Pulque y Tortilla
- Date:
- 1928
- Medium:
- Etching on cream laid paper
- Source:
- Art Institute of Chicago
Description
Pulque y Tortilla, etched by Thomas Handforth in 1928, is one of the most directly social prints from the artist's Mexican period and turns its etched eye on the staples of village life that gave the print its title: pulque, the fermented agave drink that has been central to central Mexican rural culture since pre-conquest times, and tortillas, the corn flatbread that is the everyday foundation of the Mexican diet. The composition is built around a small group of villagers gathered around the food and drink, with the surrounding environment indicated through looser passages of etched hatching.

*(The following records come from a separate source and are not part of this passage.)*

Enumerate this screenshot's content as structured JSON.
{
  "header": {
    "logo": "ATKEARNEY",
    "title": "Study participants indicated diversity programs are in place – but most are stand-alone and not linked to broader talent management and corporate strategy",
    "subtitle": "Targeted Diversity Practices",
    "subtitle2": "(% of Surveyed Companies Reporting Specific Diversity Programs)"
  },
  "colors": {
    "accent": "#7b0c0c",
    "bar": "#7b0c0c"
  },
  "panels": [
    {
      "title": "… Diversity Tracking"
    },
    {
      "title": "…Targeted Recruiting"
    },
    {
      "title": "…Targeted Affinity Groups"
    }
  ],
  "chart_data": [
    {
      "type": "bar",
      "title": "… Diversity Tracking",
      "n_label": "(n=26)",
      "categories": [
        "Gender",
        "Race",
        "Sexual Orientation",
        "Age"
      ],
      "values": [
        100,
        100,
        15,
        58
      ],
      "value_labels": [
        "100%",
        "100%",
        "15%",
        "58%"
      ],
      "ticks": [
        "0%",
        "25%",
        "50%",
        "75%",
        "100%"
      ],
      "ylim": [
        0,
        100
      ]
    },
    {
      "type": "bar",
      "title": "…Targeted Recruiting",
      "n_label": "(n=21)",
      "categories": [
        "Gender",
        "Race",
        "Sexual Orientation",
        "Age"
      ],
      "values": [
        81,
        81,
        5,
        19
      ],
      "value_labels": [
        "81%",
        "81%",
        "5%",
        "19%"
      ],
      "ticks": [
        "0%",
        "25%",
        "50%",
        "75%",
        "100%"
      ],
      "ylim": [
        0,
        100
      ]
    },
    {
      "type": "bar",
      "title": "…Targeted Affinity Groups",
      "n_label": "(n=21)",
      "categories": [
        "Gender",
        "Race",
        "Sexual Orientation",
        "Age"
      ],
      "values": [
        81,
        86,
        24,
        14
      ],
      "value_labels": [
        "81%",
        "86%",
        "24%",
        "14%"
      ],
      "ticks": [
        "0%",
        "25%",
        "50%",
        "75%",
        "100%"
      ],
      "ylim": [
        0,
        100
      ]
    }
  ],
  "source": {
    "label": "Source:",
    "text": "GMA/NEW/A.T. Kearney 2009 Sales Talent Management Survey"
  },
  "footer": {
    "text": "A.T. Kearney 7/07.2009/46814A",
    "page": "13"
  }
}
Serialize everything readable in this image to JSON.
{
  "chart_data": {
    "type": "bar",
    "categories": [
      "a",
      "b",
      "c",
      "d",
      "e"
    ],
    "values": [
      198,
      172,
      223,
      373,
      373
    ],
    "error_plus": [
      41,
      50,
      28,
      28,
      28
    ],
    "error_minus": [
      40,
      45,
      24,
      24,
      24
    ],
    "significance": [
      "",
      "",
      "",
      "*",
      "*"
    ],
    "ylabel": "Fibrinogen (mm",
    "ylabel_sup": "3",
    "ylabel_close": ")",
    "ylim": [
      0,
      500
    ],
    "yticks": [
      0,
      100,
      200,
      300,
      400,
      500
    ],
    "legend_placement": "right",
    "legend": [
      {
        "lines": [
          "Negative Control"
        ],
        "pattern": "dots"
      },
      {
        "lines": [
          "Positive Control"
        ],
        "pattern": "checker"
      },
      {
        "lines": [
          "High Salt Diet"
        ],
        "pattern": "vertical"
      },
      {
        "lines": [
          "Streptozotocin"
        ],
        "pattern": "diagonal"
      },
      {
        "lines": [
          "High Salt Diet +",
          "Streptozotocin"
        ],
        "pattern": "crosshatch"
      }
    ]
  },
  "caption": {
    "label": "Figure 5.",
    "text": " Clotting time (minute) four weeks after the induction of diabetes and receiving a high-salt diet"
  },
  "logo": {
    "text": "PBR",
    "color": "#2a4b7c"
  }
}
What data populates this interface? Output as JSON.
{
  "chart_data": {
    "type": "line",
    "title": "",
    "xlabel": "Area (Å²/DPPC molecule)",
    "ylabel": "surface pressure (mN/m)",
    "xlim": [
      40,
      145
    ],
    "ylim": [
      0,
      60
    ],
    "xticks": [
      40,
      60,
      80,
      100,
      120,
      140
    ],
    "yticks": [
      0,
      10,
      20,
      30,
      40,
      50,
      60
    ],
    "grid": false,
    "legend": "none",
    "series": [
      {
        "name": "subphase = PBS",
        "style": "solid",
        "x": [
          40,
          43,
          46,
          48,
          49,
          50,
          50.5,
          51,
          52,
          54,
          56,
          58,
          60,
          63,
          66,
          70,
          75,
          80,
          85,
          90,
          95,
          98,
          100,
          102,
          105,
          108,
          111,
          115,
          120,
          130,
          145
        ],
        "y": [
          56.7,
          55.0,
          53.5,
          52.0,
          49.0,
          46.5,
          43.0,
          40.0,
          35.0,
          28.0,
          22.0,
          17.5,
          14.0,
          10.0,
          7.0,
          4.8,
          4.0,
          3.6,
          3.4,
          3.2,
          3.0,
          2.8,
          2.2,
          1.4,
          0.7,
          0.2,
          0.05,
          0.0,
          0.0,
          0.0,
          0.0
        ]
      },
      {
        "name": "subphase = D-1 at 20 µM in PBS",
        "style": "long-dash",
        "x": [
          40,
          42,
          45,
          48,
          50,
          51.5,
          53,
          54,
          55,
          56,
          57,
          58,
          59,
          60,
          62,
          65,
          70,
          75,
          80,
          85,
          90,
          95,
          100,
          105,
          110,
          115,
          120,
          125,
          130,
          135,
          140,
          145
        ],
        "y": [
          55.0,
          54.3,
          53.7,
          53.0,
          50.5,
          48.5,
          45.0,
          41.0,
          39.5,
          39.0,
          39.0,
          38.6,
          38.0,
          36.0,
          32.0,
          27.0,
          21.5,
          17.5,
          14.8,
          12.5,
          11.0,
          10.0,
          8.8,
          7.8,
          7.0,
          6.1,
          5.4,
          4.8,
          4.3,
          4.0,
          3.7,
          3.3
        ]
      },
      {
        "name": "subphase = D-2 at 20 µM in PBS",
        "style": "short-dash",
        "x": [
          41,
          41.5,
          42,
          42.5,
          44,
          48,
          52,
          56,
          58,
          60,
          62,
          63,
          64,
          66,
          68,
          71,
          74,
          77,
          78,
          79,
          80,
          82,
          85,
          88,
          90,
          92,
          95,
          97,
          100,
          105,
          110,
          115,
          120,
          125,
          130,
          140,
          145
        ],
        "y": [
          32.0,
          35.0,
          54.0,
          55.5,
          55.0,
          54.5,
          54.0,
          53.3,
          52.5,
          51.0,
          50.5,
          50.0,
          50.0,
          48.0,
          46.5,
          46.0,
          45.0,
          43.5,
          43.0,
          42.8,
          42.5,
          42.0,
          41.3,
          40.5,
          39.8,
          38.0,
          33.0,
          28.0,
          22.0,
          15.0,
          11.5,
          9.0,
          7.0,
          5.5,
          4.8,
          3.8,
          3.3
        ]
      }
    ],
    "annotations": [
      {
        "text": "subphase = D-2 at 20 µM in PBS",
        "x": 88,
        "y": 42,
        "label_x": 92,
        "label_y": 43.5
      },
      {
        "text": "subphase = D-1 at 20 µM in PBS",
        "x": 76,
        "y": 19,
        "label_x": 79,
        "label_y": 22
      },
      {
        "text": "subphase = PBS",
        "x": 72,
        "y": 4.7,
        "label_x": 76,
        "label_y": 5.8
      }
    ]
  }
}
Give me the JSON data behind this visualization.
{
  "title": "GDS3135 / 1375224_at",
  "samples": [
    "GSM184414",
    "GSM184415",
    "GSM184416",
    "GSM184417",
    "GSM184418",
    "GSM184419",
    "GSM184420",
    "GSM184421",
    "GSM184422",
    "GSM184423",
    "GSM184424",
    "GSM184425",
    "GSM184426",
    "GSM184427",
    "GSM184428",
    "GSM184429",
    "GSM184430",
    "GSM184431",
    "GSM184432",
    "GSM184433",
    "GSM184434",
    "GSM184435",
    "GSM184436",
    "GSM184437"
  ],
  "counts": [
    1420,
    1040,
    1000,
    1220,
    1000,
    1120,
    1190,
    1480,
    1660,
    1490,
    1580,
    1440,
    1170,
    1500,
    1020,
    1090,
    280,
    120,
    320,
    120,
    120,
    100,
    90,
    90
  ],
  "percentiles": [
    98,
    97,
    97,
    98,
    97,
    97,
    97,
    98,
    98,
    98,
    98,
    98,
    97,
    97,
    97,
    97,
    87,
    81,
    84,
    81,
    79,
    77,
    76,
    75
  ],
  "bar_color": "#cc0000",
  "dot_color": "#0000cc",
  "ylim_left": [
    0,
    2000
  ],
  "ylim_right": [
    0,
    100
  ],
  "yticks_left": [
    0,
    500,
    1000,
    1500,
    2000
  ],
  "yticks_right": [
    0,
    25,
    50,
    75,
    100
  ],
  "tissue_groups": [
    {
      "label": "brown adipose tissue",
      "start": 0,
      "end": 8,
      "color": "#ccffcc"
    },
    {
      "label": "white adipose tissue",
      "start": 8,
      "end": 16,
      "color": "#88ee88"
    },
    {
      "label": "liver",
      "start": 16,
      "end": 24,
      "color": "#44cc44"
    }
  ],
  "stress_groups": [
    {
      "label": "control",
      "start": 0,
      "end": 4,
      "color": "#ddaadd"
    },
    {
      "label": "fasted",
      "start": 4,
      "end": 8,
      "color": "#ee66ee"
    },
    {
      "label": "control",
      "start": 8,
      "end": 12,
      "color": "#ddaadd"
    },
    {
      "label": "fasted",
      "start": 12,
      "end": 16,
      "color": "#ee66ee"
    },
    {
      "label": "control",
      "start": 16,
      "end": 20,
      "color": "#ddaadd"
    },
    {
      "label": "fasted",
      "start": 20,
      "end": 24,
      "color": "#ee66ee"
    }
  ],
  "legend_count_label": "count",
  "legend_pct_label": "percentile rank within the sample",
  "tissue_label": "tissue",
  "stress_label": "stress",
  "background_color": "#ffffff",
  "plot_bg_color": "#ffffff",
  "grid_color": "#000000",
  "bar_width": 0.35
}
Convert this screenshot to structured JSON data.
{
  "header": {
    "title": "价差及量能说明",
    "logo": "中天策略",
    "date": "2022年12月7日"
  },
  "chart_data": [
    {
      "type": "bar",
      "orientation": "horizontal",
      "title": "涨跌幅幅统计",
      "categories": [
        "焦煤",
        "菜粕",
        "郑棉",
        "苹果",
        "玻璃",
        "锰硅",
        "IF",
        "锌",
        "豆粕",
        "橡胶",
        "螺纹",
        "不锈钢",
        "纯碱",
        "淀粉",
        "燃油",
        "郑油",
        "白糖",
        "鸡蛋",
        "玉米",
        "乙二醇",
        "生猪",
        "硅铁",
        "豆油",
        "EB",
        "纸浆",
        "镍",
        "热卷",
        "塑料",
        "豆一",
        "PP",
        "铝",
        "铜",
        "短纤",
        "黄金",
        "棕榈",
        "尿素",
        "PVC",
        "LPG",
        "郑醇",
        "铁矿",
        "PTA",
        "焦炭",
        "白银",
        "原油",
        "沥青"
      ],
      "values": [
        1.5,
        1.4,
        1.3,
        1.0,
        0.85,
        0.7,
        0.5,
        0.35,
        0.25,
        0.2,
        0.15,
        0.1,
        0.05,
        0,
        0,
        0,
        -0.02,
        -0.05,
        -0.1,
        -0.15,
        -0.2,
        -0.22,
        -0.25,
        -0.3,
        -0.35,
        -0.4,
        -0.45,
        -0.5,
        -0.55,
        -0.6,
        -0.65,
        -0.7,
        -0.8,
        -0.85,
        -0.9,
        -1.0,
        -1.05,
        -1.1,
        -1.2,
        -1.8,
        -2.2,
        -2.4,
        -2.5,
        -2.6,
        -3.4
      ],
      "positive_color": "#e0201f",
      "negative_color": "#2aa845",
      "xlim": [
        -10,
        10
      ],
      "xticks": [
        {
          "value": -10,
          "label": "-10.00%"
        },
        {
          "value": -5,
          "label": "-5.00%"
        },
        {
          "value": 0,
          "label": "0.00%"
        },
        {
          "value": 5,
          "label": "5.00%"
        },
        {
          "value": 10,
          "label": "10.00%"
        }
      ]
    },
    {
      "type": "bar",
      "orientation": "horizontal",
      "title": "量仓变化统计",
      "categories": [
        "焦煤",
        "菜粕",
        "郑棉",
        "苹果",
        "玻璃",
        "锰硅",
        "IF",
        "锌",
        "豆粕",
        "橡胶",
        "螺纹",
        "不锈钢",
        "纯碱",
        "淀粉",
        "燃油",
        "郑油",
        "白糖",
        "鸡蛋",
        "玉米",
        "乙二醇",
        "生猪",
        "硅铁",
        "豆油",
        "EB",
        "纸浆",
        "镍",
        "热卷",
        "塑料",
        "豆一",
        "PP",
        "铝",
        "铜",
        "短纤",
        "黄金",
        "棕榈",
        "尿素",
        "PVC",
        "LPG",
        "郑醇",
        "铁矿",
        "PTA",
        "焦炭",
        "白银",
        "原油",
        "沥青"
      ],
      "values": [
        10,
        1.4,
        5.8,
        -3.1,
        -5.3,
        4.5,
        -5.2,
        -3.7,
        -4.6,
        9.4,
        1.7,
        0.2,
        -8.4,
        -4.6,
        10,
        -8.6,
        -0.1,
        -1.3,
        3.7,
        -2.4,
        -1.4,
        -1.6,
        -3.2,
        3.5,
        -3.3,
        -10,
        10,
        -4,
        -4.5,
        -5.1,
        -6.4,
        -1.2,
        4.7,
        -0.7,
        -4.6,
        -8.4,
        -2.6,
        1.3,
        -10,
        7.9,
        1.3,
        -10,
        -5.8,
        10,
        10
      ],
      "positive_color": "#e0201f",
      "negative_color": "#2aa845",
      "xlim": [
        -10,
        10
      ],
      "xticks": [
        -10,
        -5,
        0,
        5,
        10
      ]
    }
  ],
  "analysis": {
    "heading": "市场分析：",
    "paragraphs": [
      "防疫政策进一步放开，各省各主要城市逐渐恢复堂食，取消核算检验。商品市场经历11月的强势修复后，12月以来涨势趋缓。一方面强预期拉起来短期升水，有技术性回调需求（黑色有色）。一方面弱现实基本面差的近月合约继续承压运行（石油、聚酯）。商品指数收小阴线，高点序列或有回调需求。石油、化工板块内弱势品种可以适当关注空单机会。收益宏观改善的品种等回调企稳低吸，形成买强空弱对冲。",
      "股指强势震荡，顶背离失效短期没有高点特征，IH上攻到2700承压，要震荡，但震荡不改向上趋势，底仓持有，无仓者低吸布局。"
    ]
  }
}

The print belongs to the coherent group of 1928 Mexican subjects — Tierra Caliente, Benito, The Bride (Francesca) — that established Handforth among American etchers seriously engaged with post-revolutionary Mexican daily life, and it can be read alongside the better-known Mexican prints of Howard Cook, Pablo O'Higgins, and the Taller de Gráfica Popular as evidence of the wider American cultural traffic with Mexico in the 1920s and 1930s. The Art Institute of Chicago holds this impression (https://www.artic.edu/artworks/70344) and documents it among the consistent Handforth holding acquired through Mrs. Merle Shera. For collectors of interwar American etching, Pulque y Tortilla is significant for the seriousness with which it treats its subject — a meal, a drink, an ordinary gathering — without exoticising the sitters, and for the directness of Handforth's etched description of a working-class Mexican social scene.